The table below precisely describes the difference between Sertoli cells and Leydig cells.
Leydig cells function was made easy to understand by the introduction of important methodology approaches of Larry Ewing. It first started in 1850 when rabbits' testicles were experimented on, and it led to the production of testosterone. Adult Leydig cells produce progesterone more than testosterone. They respond differently to gonadotropin treatments. Leydig cells respond very slowly to these gonadotropins and produce 20 to 30 times fewer steroids than adrenal cells. Leydig cell's function is well observed in uncompromising three-dimensional testis architecture. From 1850, it took over a century to discover the proper functions of Leydig cells.
The primary source of androgen and testosterone in males is Leydig cells. These cells are associated with decreased ratios of testicular hormones to gonadotropins and are more frequent in biopsies with impaired spermatogenesis. Thus micronodules are a marker of testicular failure in men and also in Leydig cells histology.
1. What are Leydig cells and where are they located in the human body?

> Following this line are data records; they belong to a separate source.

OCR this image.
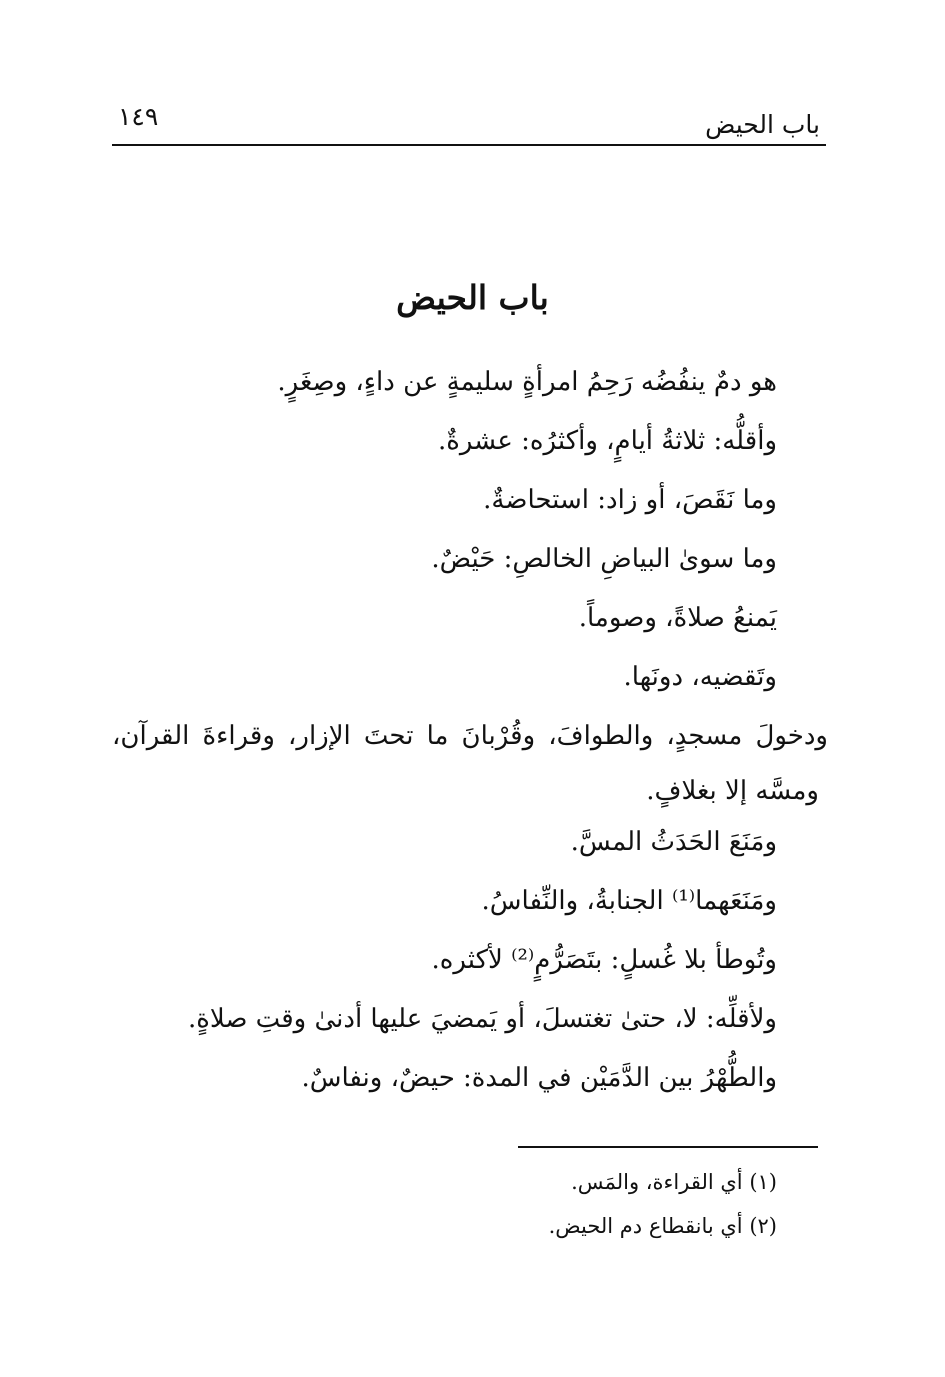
باب الحيض
١٤٩
باب الحيض
هو دمٌ ينفُضُه رَحِمُ امرأةٍ سليمةٍ عن داءٍ، وصِغَرٍ.
وأقلُّه: ثلاثةُ أيامٍ، وأكثرُه: عشرةٌ.
وما نَقَصَ، أو زاد: استحاضةٌ.
وما سوىٰ البياضِ الخالصِ: حَيْضٌ.
يَمنعُ صلاةً، وصوماً.
وتَقضيه، دونَها.
ودخولَ مسجدٍ، والطوافَ، وقُرْبانَ ما تحتَ الإزار، وقراءةَ القرآن،
ومسَّه إلا بغلافٍ.
ومَنَعَ الحَدَثُ المسَّ.
ومَنَعَهما⁽¹⁾ الجنابةُ، والنِّفاسُ.
وتُوطأ بلا غُسلٍ: بتَصَرُّمٍ⁽²⁾ لأكثره.
ولأقلِّه: لا، حتىٰ تغتسلَ، أو يَمضيَ عليها أدنىٰ وقتِ صلاةٍ.
والطُّهْرُ بين الدَّمَيْن في المدة: حيضٌ، ونفاسٌ.
(١) أي القراءة، والمَس.
(٢) أي بانقطاع دم الحيض.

Leydig cells, also known as interstitial cells, are specialised endocrine cells found in the male testes. They are located in the soft connective tissue present in the spaces between the seminiferous tubules. Their strategic position allows them to release hormones directly into the bloodstream.

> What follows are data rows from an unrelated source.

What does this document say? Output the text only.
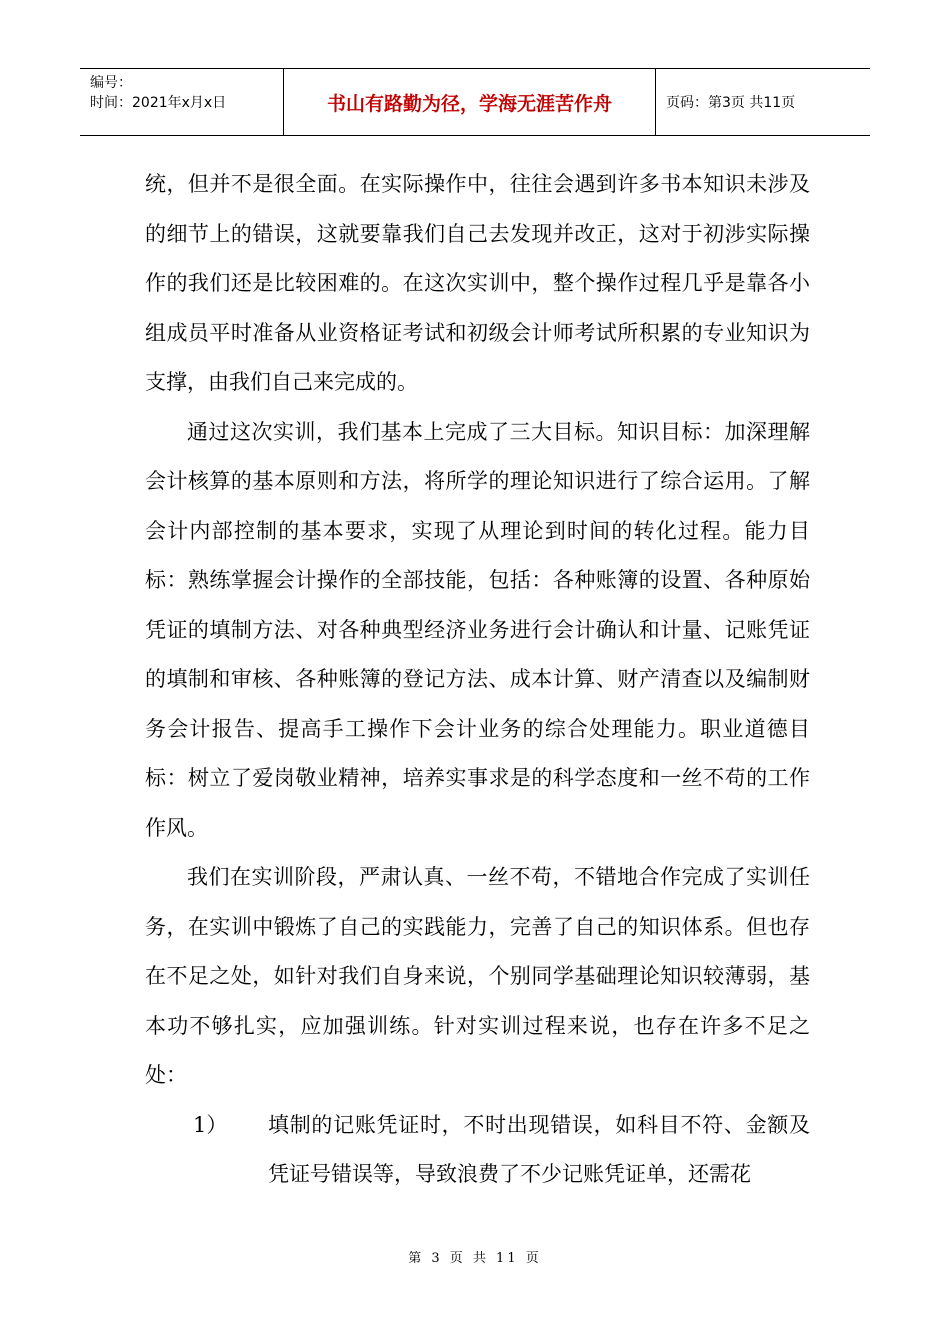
编号：
时间：2021年x月x日	书山有路勤为径，学海无涯苦作舟	页码：第3页 共11页

统，但并不是很全面。在实际操作中，往往会遇到许多书本知识未涉及的细节上的错误，这就要靠我们自己去发现并改正，这对于初涉实际操作的我们还是比较困难的。在这次实训中，整个操作过程几乎是靠各小组成员平时准备从业资格证考试和初级会计师考试所积累的专业知识为支撑，由我们自己来完成的。

通过这次实训，我们基本上完成了三大目标。知识目标：加深理解会计核算的基本原则和方法，将所学的理论知识进行了综合运用。了解会计内部控制的基本要求，实现了从理论到时间的转化过程。能力目标：熟练掌握会计操作的全部技能，包括：各种账簿的设置、各种原始凭证的填制方法、对各种典型经济业务进行会计确认和计量、记账凭证的填制和审核、各种账簿的登记方法、成本计算、财产清查以及编制财务会计报告、提高手工操作下会计业务的综合处理能力。职业道德目标：树立了爱岗敬业精神，培养实事求是的科学态度和一丝不苟的工作作风。

我们在实训阶段，严肃认真、一丝不苟，不错地合作完成了实训任务，在实训中锻炼了自己的实践能力，完善了自己的知识体系。但也存在不足之处，如针对我们自身来说，个别同学基础理论知识较薄弱，基本功不够扎实，应加强训练。针对实训过程来说，也存在许多不足之处：

1） 填制的记账凭证时，不时出现错误，如科目不符、金额及凭证号错误等，导致浪费了不少记账凭证单，还需花
第 3 页 共 11 页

2. What is the main function of Leydig cells in the male reproductive system?
The primary function of Leydig cells is the synthesis and secretion of male sex hormones called androgens, with testosterone being the most important one. This hormonal production is crucial for spermatogenesis (sperm production) and the development of male secondary sexual characteristics.
3. Which hormone stimulates Leydig cells, and how is their function regulated?
Leydig cells are stimulated by the Luteinizing Hormone (LH), which is secreted by the anterior pituitary gland. Their function is regulated by a negative feedback loop. When testosterone levels are high, it signals the hypothalamus and pituitary gland to reduce the secretion of GnRH and LH, respectively, thereby decreasing testosterone production and maintaining hormonal balance.
4. What are the key histological features of a Leydig cell?
Under a microscope, Leydig cells are typically large, polygonal-shaped cells with a prominent nucleus. Their cytoplasm is characteristically eosinophilic (stains pink) and appears granular due to an abundance of smooth endoplasmic reticulum (SER) and mitochondria, which are cellular organelles essential for producing steroid hormones like testosterone.
5. How do the functions of Leydig cells and Sertoli cells differ?
While both cells are vital for male fertility, they have distinct roles:
6. Why are Leydig cells so significant for male development and fertility?
The testosterone produced by Leydig cells is fundamental for male life. Its significance includes:
7. Do females have Leydig cells?
No, females do not have Leydig cells, as these are exclusive to the male testes. The analogous cells in the female ovaries are the theca cells. Similar to Leydig cells, theca cells are stimulated by LH to produce androgens, which are then converted into estrogens by the nearby granulosa cells.